I dined with Isabela, an Afro-Cuban woman in her mid-fifties who was eager to talk about her path to Islam. She revealed that after hearing about the faith from her Muslim daughter, she was guided to it by a vivid dream in which God spoke to her. The next day, she went to the library to learn more about it and converted shortly thereafter. She shared a book that continued to inspire her, and showed me a passage that explained the role of mosques as educational centers that strengthen community and positively influence individual Muslims.

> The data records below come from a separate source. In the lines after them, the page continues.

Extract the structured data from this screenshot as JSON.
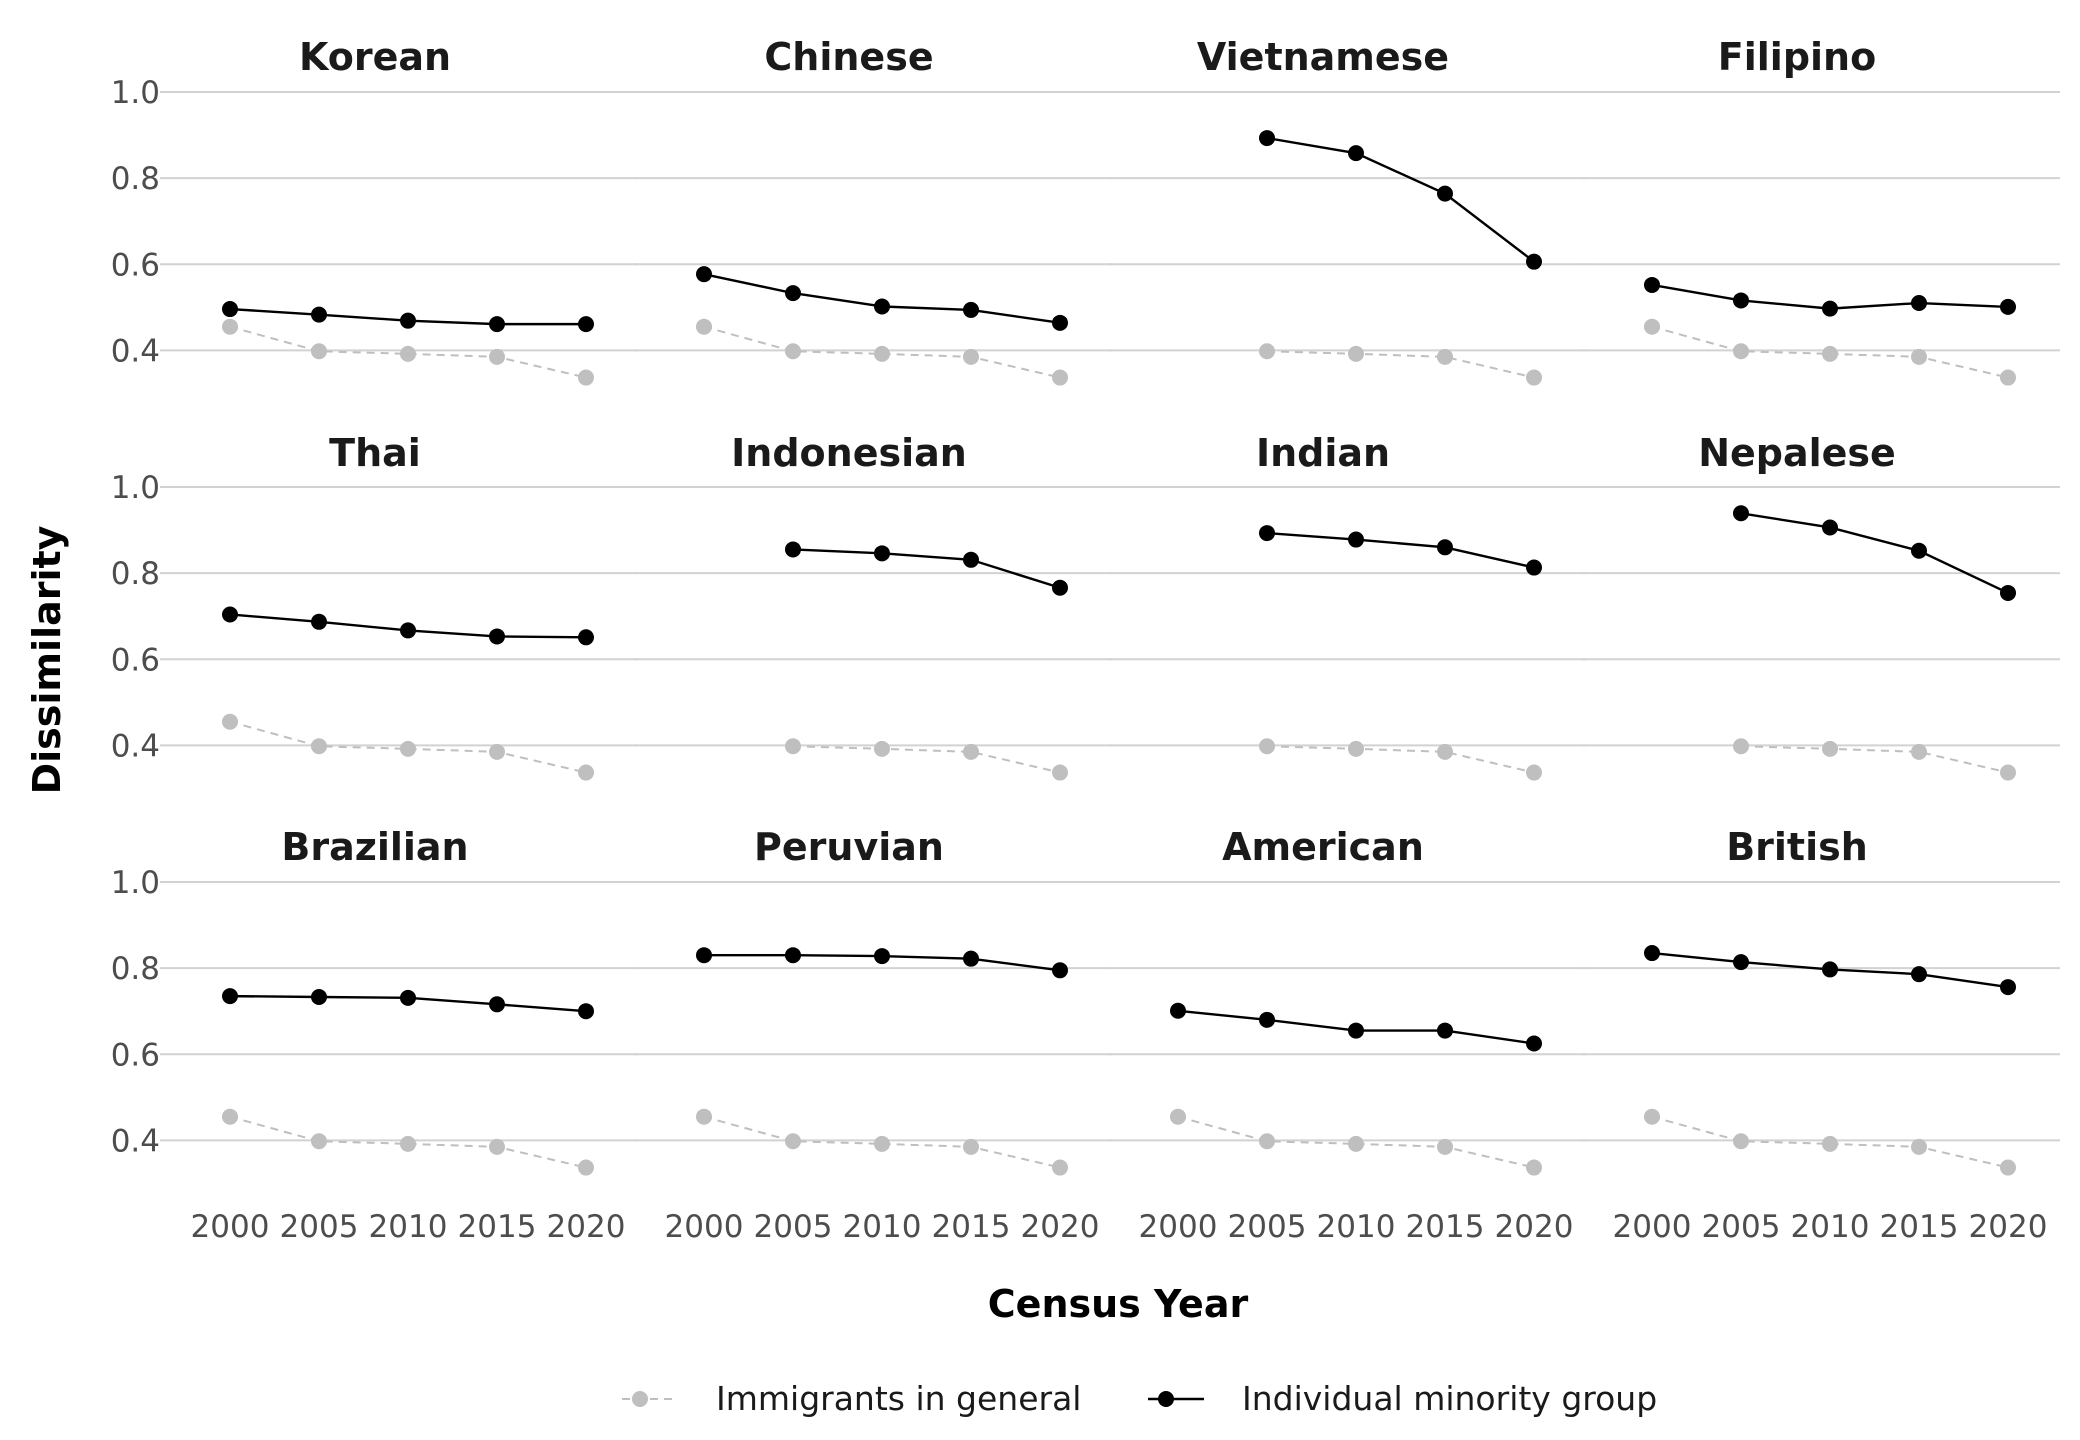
{
  "chart_data": {
    "type": "line",
    "layout": "small-multiples 3x4",
    "xlabel": "Census Year",
    "ylabel": "Dissimilarity",
    "x": [
      2000,
      2005,
      2010,
      2015,
      2020
    ],
    "x_ticks": [
      "2000",
      "2005",
      "2010",
      "2015",
      "2020"
    ],
    "ylim": [
      0.3,
      1.05
    ],
    "y_ticks": [
      "1.0",
      "0.8",
      "0.6",
      "0.4"
    ],
    "y_tick_values": [
      1.0,
      0.8,
      0.6,
      0.4
    ],
    "grid": "horizontal major lines only",
    "legend_position": "bottom",
    "legend": [
      {
        "label": "Immigrants in general",
        "color": "#bfbfbf",
        "line_style": "dashed"
      },
      {
        "label": "Individual minority group",
        "color": "#000000",
        "line_style": "solid"
      }
    ],
    "panels": [
      {
        "title": "Korean",
        "general": [
          0.455,
          0.398,
          0.392,
          0.385,
          0.337
        ],
        "group": [
          0.496,
          0.483,
          0.469,
          0.461,
          0.461
        ]
      },
      {
        "title": "Chinese",
        "general": [
          0.455,
          0.398,
          0.392,
          0.385,
          0.337
        ],
        "group": [
          0.577,
          0.533,
          0.502,
          0.494,
          0.464
        ]
      },
      {
        "title": "Vietnamese",
        "general": [
          null,
          0.398,
          0.392,
          0.385,
          0.337
        ],
        "group": [
          null,
          0.893,
          0.858,
          0.764,
          0.606
        ]
      },
      {
        "title": "Filipino",
        "general": [
          0.455,
          0.398,
          0.392,
          0.385,
          0.337
        ],
        "group": [
          0.552,
          0.516,
          0.497,
          0.51,
          0.501
        ]
      },
      {
        "title": "Thai",
        "general": [
          0.455,
          0.398,
          0.392,
          0.385,
          0.337
        ],
        "group": [
          0.704,
          0.687,
          0.667,
          0.653,
          0.651
        ]
      },
      {
        "title": "Indonesian",
        "general": [
          null,
          0.398,
          0.392,
          0.385,
          0.337
        ],
        "group": [
          null,
          0.855,
          0.846,
          0.831,
          0.766
        ]
      },
      {
        "title": "Indian",
        "general": [
          null,
          0.398,
          0.392,
          0.385,
          0.337
        ],
        "group": [
          null,
          0.893,
          0.878,
          0.86,
          0.813
        ]
      },
      {
        "title": "Nepalese",
        "general": [
          null,
          0.398,
          0.392,
          0.385,
          0.337
        ],
        "group": [
          null,
          0.939,
          0.906,
          0.852,
          0.754
        ]
      },
      {
        "title": "Brazilian",
        "general": [
          0.455,
          0.398,
          0.392,
          0.385,
          0.337
        ],
        "group": [
          0.735,
          0.733,
          0.731,
          0.716,
          0.7
        ]
      },
      {
        "title": "Peruvian",
        "general": [
          0.455,
          0.398,
          0.392,
          0.385,
          0.337
        ],
        "group": [
          0.83,
          0.83,
          0.828,
          0.822,
          0.795
        ]
      },
      {
        "title": "American",
        "general": [
          0.455,
          0.398,
          0.392,
          0.385,
          0.337
        ],
        "group": [
          0.701,
          0.68,
          0.655,
          0.655,
          0.625
        ]
      },
      {
        "title": "British",
        "general": [
          0.455,
          0.398,
          0.392,
          0.385,
          0.337
        ],
        "group": [
          0.835,
          0.814,
          0.797,
          0.786,
          0.756
        ]
      }
    ]
  }
}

From my short time visiting Mezquita Abdullah, I noticed plenty of similarities between Cuban and American mosques. The space was structured to separate genders and was adorned with ubiquitous Islamic calligraphy; prayers were performed in Arabic; Cuban Muslim women generally dressed not in any syncretic Cuban-Islamic attire but in Middle Eastern garb, reflecting a standard of modesty that is increasingly common among non-Arabs around the world. These similarities are unsurprising, since Arabs and other immigrants have also shaped the majority of American mosques. Just as mosques in the US are evolving to become uniquely American, it remains to be seen how transculturation overtime might give rise to an Islam that is markedly Cuban, both theologically as well as in the production of distinctly Cuban Muslim spaces. What might Mezquita Abdallah look like fifty years from now?
[1] The ninth month of the Islamic calendar, during which Muslims fast from dawn to dusk.
[2] The “H” stands for Hijri, a term indicating years in the Islamic lunar calendar.
[3] “Say: I seek refuge with the Lord of Mankind.”